Engineering and test work is centered in a hangar just south of the airport FBO building while component assembly work and quality control is located at a facility on Ontario St. Tamarack currently has 25 employees, nine of which work at the Ontario facility. As Tamarack expands, it will add employees, the company says.
Founded by inventor Nick Guida, Tamarack is now offering its active winglet system, which he describes as a “game changer,” for an entire series of Cessna business jets. It is also being closely looked at by Learjet, Dassault Falcon and other business jet makers.
The first customer installation was on a Cessna Citation CJ operated by a private- hire firm in Zurich, Switzerland. It chose the Tamarack system “because of the significant fuel savings and the extended range it will allow us to offer our guests, “ said JetPingu pilot Hugo Dobler.
“Today we installed the world’s most efficient winglets on a customer aircraft,” Guida said. “The active winglets are two to three times more efficient than previous designs. This is a very exciting milestone for everyone at Tamarack Aerospace.”
Winglets are the small upturned sections you see at the end of an airplane’s wings. Fairly new since the past decade, these winglets provide added lift and are key to increasing aircraft fuel efficiency, critical to operators when prices for jet and aviation fuel are high.
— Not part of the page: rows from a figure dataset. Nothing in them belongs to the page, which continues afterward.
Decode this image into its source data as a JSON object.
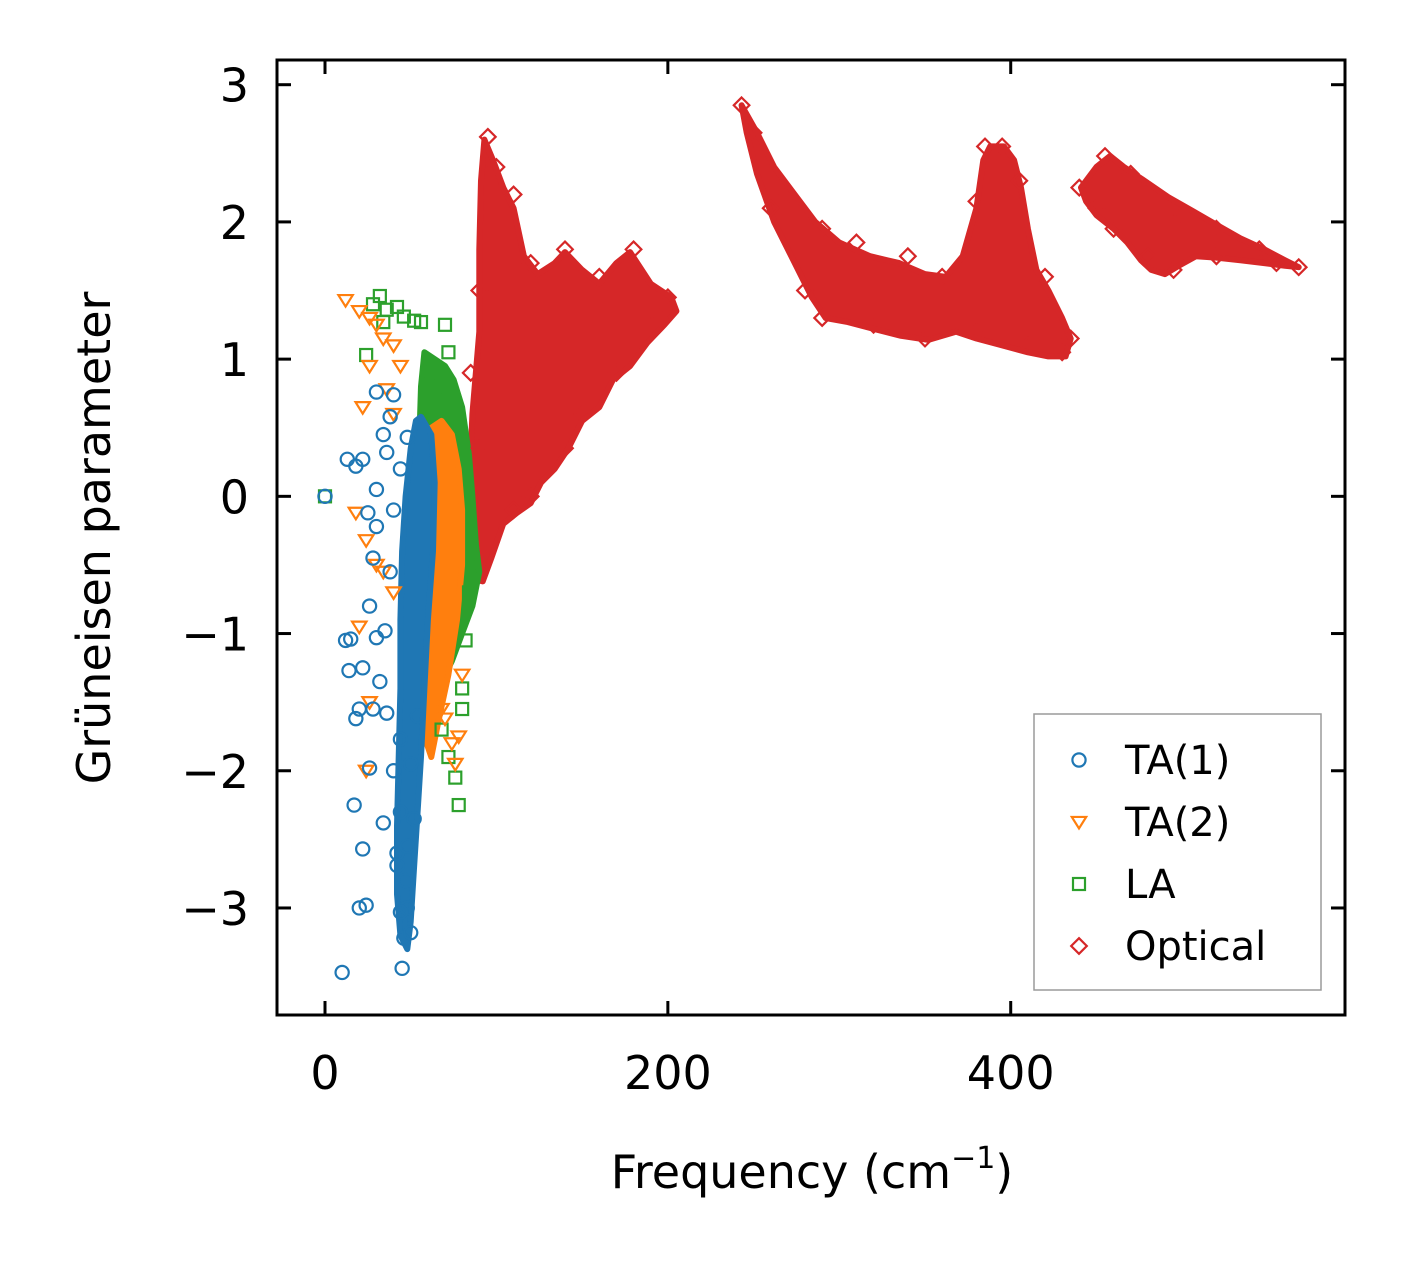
{
  "chart_data": {
    "type": "scatter",
    "title": "",
    "xlabel_main": "Frequency (cm",
    "xlabel_sup": "−1",
    "xlabel_end": ")",
    "ylabel": "Grüneisen parameter",
    "xlim": [
      -28,
      595
    ],
    "ylim": [
      -3.78,
      3.18
    ],
    "xticks": [
      0,
      200,
      400
    ],
    "xtick_labels": [
      "0",
      "200",
      "400"
    ],
    "yticks": [
      -3,
      -2,
      -1,
      0,
      1,
      2,
      3
    ],
    "ytick_labels": [
      "−3",
      "−2",
      "−1",
      "0",
      "1",
      "2",
      "3"
    ],
    "legend_position": "lower-right",
    "series": [
      {
        "name": "TA(1)",
        "marker": "circle",
        "color": "#1f77b4",
        "points": [
          [
            0,
            0
          ],
          [
            10,
            -3.47
          ],
          [
            12,
            -1.05
          ],
          [
            15,
            -1.04
          ],
          [
            17,
            -2.25
          ],
          [
            20,
            -3.0
          ],
          [
            22,
            -2.57
          ],
          [
            24,
            -2.98
          ],
          [
            26,
            -1.98
          ],
          [
            28,
            -1.55
          ],
          [
            30,
            -1.03
          ],
          [
            32,
            -1.35
          ],
          [
            34,
            -2.38
          ],
          [
            36,
            -1.58
          ],
          [
            38,
            -0.55
          ],
          [
            40,
            -0.1
          ],
          [
            42,
            -2.69
          ],
          [
            44,
            -1.77
          ],
          [
            13,
            0.27
          ],
          [
            18,
            0.22
          ],
          [
            22,
            0.27
          ],
          [
            25,
            -0.12
          ],
          [
            28,
            -0.45
          ],
          [
            30,
            0.05
          ],
          [
            34,
            0.45
          ],
          [
            36,
            0.32
          ],
          [
            38,
            0.58
          ],
          [
            40,
            0.74
          ],
          [
            30,
            0.76
          ],
          [
            35,
            -0.98
          ],
          [
            45,
            -3.44
          ],
          [
            46,
            -3.22
          ],
          [
            48,
            -3.0
          ],
          [
            50,
            -3.18
          ],
          [
            44,
            -3.03
          ],
          [
            47,
            -2.8
          ],
          [
            42,
            -2.6
          ],
          [
            44,
            -2.3
          ],
          [
            48,
            -2.55
          ],
          [
            52,
            -2.35
          ],
          [
            40,
            -2.0
          ],
          [
            50,
            -1.95
          ],
          [
            54,
            -1.6
          ],
          [
            14,
            -1.27
          ],
          [
            18,
            -1.62
          ],
          [
            20,
            -1.55
          ],
          [
            22,
            -1.25
          ],
          [
            26,
            -0.8
          ],
          [
            30,
            -0.22
          ],
          [
            44,
            0.2
          ],
          [
            48,
            0.43
          ]
        ]
      },
      {
        "name": "TA(2)",
        "marker": "triangle-down",
        "color": "#ff7f0e",
        "points": [
          [
            12,
            1.43
          ],
          [
            20,
            1.35
          ],
          [
            26,
            1.3
          ],
          [
            30,
            1.25
          ],
          [
            34,
            1.15
          ],
          [
            40,
            1.1
          ],
          [
            44,
            0.95
          ],
          [
            22,
            0.65
          ],
          [
            26,
            0.95
          ],
          [
            36,
            0.78
          ],
          [
            40,
            0.6
          ],
          [
            18,
            -0.12
          ],
          [
            24,
            -0.32
          ],
          [
            30,
            -0.5
          ],
          [
            20,
            -0.95
          ],
          [
            26,
            -1.5
          ],
          [
            24,
            -2.0
          ],
          [
            34,
            -0.55
          ],
          [
            40,
            -0.7
          ],
          [
            70,
            -1.62
          ],
          [
            74,
            -1.8
          ],
          [
            76,
            -1.95
          ],
          [
            68,
            -1.55
          ],
          [
            80,
            -1.3
          ],
          [
            78,
            -1.75
          ]
        ]
      },
      {
        "name": "LA",
        "marker": "square",
        "color": "#2ca02c",
        "points": [
          [
            0,
            0
          ],
          [
            24,
            1.03
          ],
          [
            28,
            1.4
          ],
          [
            32,
            1.46
          ],
          [
            34,
            1.27
          ],
          [
            36,
            1.36
          ],
          [
            42,
            1.38
          ],
          [
            46,
            1.31
          ],
          [
            52,
            1.28
          ],
          [
            56,
            1.27
          ],
          [
            70,
            1.25
          ],
          [
            72,
            1.05
          ],
          [
            60,
            0.9
          ],
          [
            64,
            0.7
          ],
          [
            68,
            -1.7
          ],
          [
            72,
            -1.9
          ],
          [
            76,
            -2.05
          ],
          [
            78,
            -2.25
          ],
          [
            82,
            -1.05
          ],
          [
            84,
            -0.7
          ],
          [
            86,
            -0.5
          ],
          [
            80,
            -1.4
          ],
          [
            80,
            -1.55
          ]
        ]
      },
      {
        "name": "Optical",
        "marker": "diamond",
        "color": "#d62728",
        "points": [
          [
            95,
            2.62
          ],
          [
            100,
            2.4
          ],
          [
            110,
            2.2
          ],
          [
            120,
            1.7
          ],
          [
            140,
            1.8
          ],
          [
            160,
            1.6
          ],
          [
            180,
            1.8
          ],
          [
            200,
            1.45
          ],
          [
            195,
            1.3
          ],
          [
            170,
            0.9
          ],
          [
            150,
            0.6
          ],
          [
            140,
            0.35
          ],
          [
            120,
            0.0
          ],
          [
            110,
            -0.1
          ],
          [
            90,
            0.35
          ],
          [
            85,
            0.9
          ],
          [
            90,
            1.5
          ],
          [
            243,
            2.85
          ],
          [
            250,
            2.65
          ],
          [
            270,
            2.2
          ],
          [
            290,
            1.95
          ],
          [
            310,
            1.85
          ],
          [
            340,
            1.75
          ],
          [
            360,
            1.6
          ],
          [
            380,
            2.15
          ],
          [
            385,
            2.55
          ],
          [
            395,
            2.55
          ],
          [
            405,
            2.3
          ],
          [
            420,
            1.6
          ],
          [
            435,
            1.15
          ],
          [
            430,
            1.05
          ],
          [
            410,
            1.1
          ],
          [
            380,
            1.2
          ],
          [
            350,
            1.15
          ],
          [
            320,
            1.25
          ],
          [
            290,
            1.3
          ],
          [
            280,
            1.5
          ],
          [
            260,
            2.1
          ],
          [
            440,
            2.25
          ],
          [
            455,
            2.48
          ],
          [
            470,
            2.35
          ],
          [
            500,
            2.05
          ],
          [
            520,
            1.95
          ],
          [
            545,
            1.8
          ],
          [
            568,
            1.67
          ],
          [
            555,
            1.7
          ],
          [
            520,
            1.75
          ],
          [
            495,
            1.65
          ],
          [
            480,
            1.75
          ],
          [
            460,
            1.95
          ],
          [
            450,
            2.1
          ]
        ]
      }
    ],
    "clouds": [
      {
        "series": "Optical",
        "color": "#d62728",
        "polygon": [
          [
            93,
            2.6
          ],
          [
            98,
            2.45
          ],
          [
            104,
            2.25
          ],
          [
            110,
            2.1
          ],
          [
            116,
            1.75
          ],
          [
            124,
            1.62
          ],
          [
            134,
            1.7
          ],
          [
            140,
            1.78
          ],
          [
            150,
            1.65
          ],
          [
            160,
            1.55
          ],
          [
            170,
            1.7
          ],
          [
            178,
            1.78
          ],
          [
            190,
            1.55
          ],
          [
            202,
            1.45
          ],
          [
            205,
            1.35
          ],
          [
            198,
            1.25
          ],
          [
            188,
            1.12
          ],
          [
            178,
            0.95
          ],
          [
            168,
            0.85
          ],
          [
            160,
            0.65
          ],
          [
            150,
            0.55
          ],
          [
            142,
            0.35
          ],
          [
            134,
            0.2
          ],
          [
            126,
            0.1
          ],
          [
            120,
            -0.05
          ],
          [
            112,
            -0.12
          ],
          [
            104,
            -0.2
          ],
          [
            97,
            -0.45
          ],
          [
            92,
            -0.62
          ],
          [
            86,
            -0.6
          ],
          [
            84,
            0.0
          ],
          [
            86,
            0.6
          ],
          [
            90,
            1.2
          ],
          [
            90,
            1.8
          ],
          [
            91,
            2.3
          ]
        ]
      },
      {
        "series": "Optical",
        "color": "#d62728",
        "polygon": [
          [
            243,
            2.85
          ],
          [
            252,
            2.65
          ],
          [
            262,
            2.4
          ],
          [
            274,
            2.2
          ],
          [
            286,
            2.0
          ],
          [
            300,
            1.85
          ],
          [
            318,
            1.75
          ],
          [
            335,
            1.7
          ],
          [
            350,
            1.62
          ],
          [
            362,
            1.6
          ],
          [
            372,
            1.75
          ],
          [
            380,
            2.1
          ],
          [
            384,
            2.45
          ],
          [
            388,
            2.55
          ],
          [
            396,
            2.55
          ],
          [
            402,
            2.45
          ],
          [
            406,
            2.25
          ],
          [
            410,
            1.95
          ],
          [
            415,
            1.65
          ],
          [
            422,
            1.5
          ],
          [
            430,
            1.3
          ],
          [
            435,
            1.15
          ],
          [
            432,
            1.02
          ],
          [
            422,
            1.02
          ],
          [
            410,
            1.05
          ],
          [
            395,
            1.1
          ],
          [
            380,
            1.15
          ],
          [
            368,
            1.2
          ],
          [
            352,
            1.14
          ],
          [
            336,
            1.17
          ],
          [
            320,
            1.22
          ],
          [
            305,
            1.27
          ],
          [
            292,
            1.3
          ],
          [
            284,
            1.45
          ],
          [
            272,
            1.75
          ],
          [
            262,
            2.0
          ],
          [
            252,
            2.35
          ],
          [
            246,
            2.65
          ]
        ]
      },
      {
        "series": "Optical",
        "color": "#d62728",
        "polygon": [
          [
            441,
            2.25
          ],
          [
            450,
            2.4
          ],
          [
            458,
            2.48
          ],
          [
            466,
            2.4
          ],
          [
            478,
            2.3
          ],
          [
            492,
            2.18
          ],
          [
            506,
            2.08
          ],
          [
            520,
            1.98
          ],
          [
            534,
            1.88
          ],
          [
            548,
            1.8
          ],
          [
            560,
            1.72
          ],
          [
            568,
            1.67
          ],
          [
            560,
            1.68
          ],
          [
            548,
            1.7
          ],
          [
            534,
            1.72
          ],
          [
            520,
            1.74
          ],
          [
            508,
            1.75
          ],
          [
            498,
            1.68
          ],
          [
            490,
            1.62
          ],
          [
            482,
            1.65
          ],
          [
            476,
            1.72
          ],
          [
            468,
            1.85
          ],
          [
            460,
            1.95
          ],
          [
            450,
            2.05
          ],
          [
            444,
            2.15
          ]
        ]
      },
      {
        "series": "LA",
        "color": "#2ca02c",
        "polygon": [
          [
            58,
            1.05
          ],
          [
            64,
            1.0
          ],
          [
            70,
            0.95
          ],
          [
            75,
            0.85
          ],
          [
            80,
            0.65
          ],
          [
            84,
            0.3
          ],
          [
            86,
            0.0
          ],
          [
            88,
            -0.35
          ],
          [
            90,
            -0.55
          ],
          [
            86,
            -0.8
          ],
          [
            80,
            -1.0
          ],
          [
            74,
            -1.2
          ],
          [
            66,
            -1.4
          ],
          [
            60,
            -1.35
          ],
          [
            58,
            -0.8
          ],
          [
            56,
            -0.2
          ],
          [
            55,
            0.4
          ],
          [
            56,
            0.8
          ]
        ]
      },
      {
        "series": "TA(2)",
        "color": "#ff7f0e",
        "polygon": [
          [
            62,
            0.5
          ],
          [
            68,
            0.55
          ],
          [
            74,
            0.45
          ],
          [
            78,
            0.2
          ],
          [
            80,
            -0.1
          ],
          [
            80,
            -0.5
          ],
          [
            77,
            -0.9
          ],
          [
            72,
            -1.3
          ],
          [
            66,
            -1.65
          ],
          [
            62,
            -1.9
          ],
          [
            58,
            -1.75
          ],
          [
            56,
            -1.2
          ],
          [
            57,
            -0.6
          ],
          [
            58,
            -0.1
          ],
          [
            60,
            0.3
          ]
        ]
      },
      {
        "series": "TA(1)",
        "color": "#1f77b4",
        "polygon": [
          [
            56,
            0.58
          ],
          [
            62,
            0.45
          ],
          [
            64,
            0.1
          ],
          [
            63,
            -0.4
          ],
          [
            60,
            -0.9
          ],
          [
            58,
            -1.4
          ],
          [
            56,
            -1.9
          ],
          [
            54,
            -2.3
          ],
          [
            52,
            -2.7
          ],
          [
            50,
            -3.1
          ],
          [
            48,
            -3.3
          ],
          [
            44,
            -3.2
          ],
          [
            42,
            -2.9
          ],
          [
            42,
            -2.4
          ],
          [
            43,
            -1.9
          ],
          [
            44,
            -1.4
          ],
          [
            44,
            -0.9
          ],
          [
            45,
            -0.4
          ],
          [
            47,
            0.0
          ],
          [
            50,
            0.35
          ],
          [
            53,
            0.55
          ]
        ]
      }
    ]
  }
}
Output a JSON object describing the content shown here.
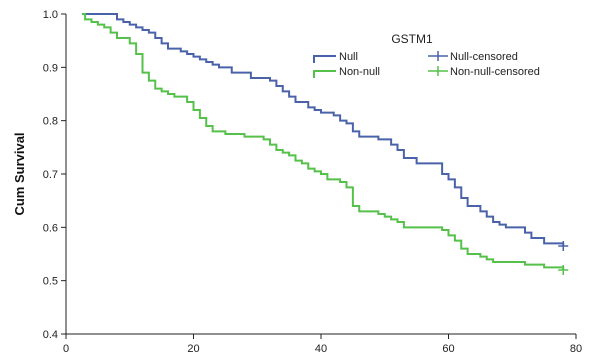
{
  "chart_data": {
    "type": "line",
    "subtype": "kaplan-meier",
    "title": "",
    "xlabel": "",
    "ylabel": "Cum Survival",
    "xlim": [
      0,
      80
    ],
    "ylim": [
      0.4,
      1.0
    ],
    "x_ticks": [
      0,
      20,
      40,
      60,
      80
    ],
    "y_ticks": [
      0.4,
      0.5,
      0.6,
      0.7,
      0.8,
      0.9,
      1.0
    ],
    "grid": false,
    "legend": {
      "title": "GSTM1",
      "placement": "top-right",
      "entries": [
        {
          "label": "Null",
          "kind": "line",
          "series": 0
        },
        {
          "label": "Null-censored",
          "kind": "censor",
          "series": 0
        },
        {
          "label": "Non-null",
          "kind": "line",
          "series": 1
        },
        {
          "label": "Non-null-censored",
          "kind": "censor",
          "series": 1
        }
      ]
    },
    "series": [
      {
        "name": "Null",
        "color": "#4a63a8",
        "steps": [
          [
            2.5,
            1.0
          ],
          [
            8,
            0.99
          ],
          [
            9,
            0.985
          ],
          [
            10,
            0.98
          ],
          [
            11,
            0.975
          ],
          [
            12,
            0.97
          ],
          [
            13,
            0.965
          ],
          [
            14,
            0.955
          ],
          [
            15,
            0.945
          ],
          [
            16,
            0.935
          ],
          [
            18,
            0.93
          ],
          [
            19,
            0.925
          ],
          [
            20,
            0.92
          ],
          [
            21,
            0.915
          ],
          [
            22,
            0.91
          ],
          [
            23,
            0.905
          ],
          [
            24,
            0.9
          ],
          [
            26,
            0.89
          ],
          [
            29,
            0.88
          ],
          [
            32,
            0.875
          ],
          [
            33,
            0.865
          ],
          [
            34,
            0.855
          ],
          [
            35,
            0.845
          ],
          [
            36,
            0.835
          ],
          [
            38,
            0.825
          ],
          [
            39,
            0.82
          ],
          [
            40,
            0.815
          ],
          [
            42,
            0.81
          ],
          [
            43,
            0.8
          ],
          [
            44,
            0.795
          ],
          [
            45,
            0.78
          ],
          [
            46,
            0.77
          ],
          [
            49,
            0.765
          ],
          [
            51,
            0.755
          ],
          [
            52,
            0.745
          ],
          [
            53,
            0.73
          ],
          [
            55,
            0.72
          ],
          [
            59,
            0.7
          ],
          [
            60,
            0.69
          ],
          [
            61,
            0.675
          ],
          [
            62,
            0.655
          ],
          [
            63,
            0.64
          ],
          [
            65,
            0.63
          ],
          [
            66,
            0.62
          ],
          [
            67,
            0.61
          ],
          [
            68,
            0.605
          ],
          [
            69,
            0.6
          ],
          [
            72,
            0.59
          ],
          [
            73,
            0.58
          ],
          [
            75,
            0.57
          ],
          [
            78,
            0.565
          ]
        ],
        "censored": [
          [
            78,
            0.565
          ]
        ]
      },
      {
        "name": "Non-null",
        "color": "#55c14a",
        "steps": [
          [
            2.5,
            1.0
          ],
          [
            3,
            0.99
          ],
          [
            4,
            0.985
          ],
          [
            5,
            0.98
          ],
          [
            6,
            0.975
          ],
          [
            7,
            0.965
          ],
          [
            8,
            0.955
          ],
          [
            10,
            0.945
          ],
          [
            11,
            0.925
          ],
          [
            12,
            0.89
          ],
          [
            13,
            0.875
          ],
          [
            14,
            0.86
          ],
          [
            15,
            0.855
          ],
          [
            16,
            0.85
          ],
          [
            17,
            0.845
          ],
          [
            19,
            0.835
          ],
          [
            20,
            0.82
          ],
          [
            21,
            0.805
          ],
          [
            22,
            0.79
          ],
          [
            23,
            0.78
          ],
          [
            25,
            0.775
          ],
          [
            28,
            0.77
          ],
          [
            31,
            0.765
          ],
          [
            32,
            0.755
          ],
          [
            33,
            0.745
          ],
          [
            34,
            0.74
          ],
          [
            35,
            0.735
          ],
          [
            36,
            0.725
          ],
          [
            37,
            0.72
          ],
          [
            38,
            0.71
          ],
          [
            39,
            0.705
          ],
          [
            40,
            0.7
          ],
          [
            41,
            0.69
          ],
          [
            43,
            0.685
          ],
          [
            44,
            0.675
          ],
          [
            45,
            0.64
          ],
          [
            46,
            0.63
          ],
          [
            49,
            0.625
          ],
          [
            50,
            0.62
          ],
          [
            51,
            0.615
          ],
          [
            52,
            0.61
          ],
          [
            53,
            0.6
          ],
          [
            59,
            0.595
          ],
          [
            60,
            0.585
          ],
          [
            61,
            0.575
          ],
          [
            62,
            0.56
          ],
          [
            63,
            0.55
          ],
          [
            65,
            0.545
          ],
          [
            66,
            0.54
          ],
          [
            67,
            0.535
          ],
          [
            72,
            0.53
          ],
          [
            75,
            0.525
          ],
          [
            78,
            0.52
          ]
        ],
        "censored": [
          [
            78,
            0.52
          ]
        ]
      }
    ]
  }
}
They also reduce takeoff distance, allowing operation out of smaller, secondary airports and allow higher cruise altitudes for “overflying” adverse weather. Winglets are a standard feature on most new transport and business aircraft ranging from Boeing 737s and 747s and a number of business jets.
Prior to “active” winglet availability, “passive” winglets required addition of strengthening structure to the wing – with resultant aircraft downtime required for the work. In contrast, Tamarack’s “passive “ ATLAS system incorporates a “load alleviation device,” an active control system actuator that drives small moveable surfaces to counter and alleviate wing load, according to Hal Gates, an aeronautical engineer, who started work at Tamarack as an intern.
“That negates the need for additional wing structure, reducing downtime, “ Gates explains. The Atlas system also increases aircraft stability when encountering in-fight turbulence, he adds. Last January, the European Aviation Safety Agency(EASA) granted a supplemental type certificate (STC) for the Tamarack system to be installed on the CitationJet and its variants the CJ, and C J1.
In the U.S, FAA certification for the systems is expected this summer. Guida says. “We are already planning modifications to larger aircraft for which we have predicted similar improvements in fuel economy,” he added.
The approvals culminate a three-year program involving more than 300 flight test hours on its testbed CJ C525 aircraft. In 2013, the Sandpoint company signed an agreement with Cessna whereby the aircraft maker would sell, market and install the active winglets on its CJ series in the aftermarket. (Installations take place at Cessna-authorized Textron Aviation Service Centers.
At the Ontario St. facility, “we do all the quality control, assembly, inspection and acceptance testing of the ATLAS components,” says Danny Hiner, production manager. “We also kit, ship and run product support from the site,” he adds. The work includes that with composites but “we receive the components fully assembled to our type design. We do the final quality check on them.”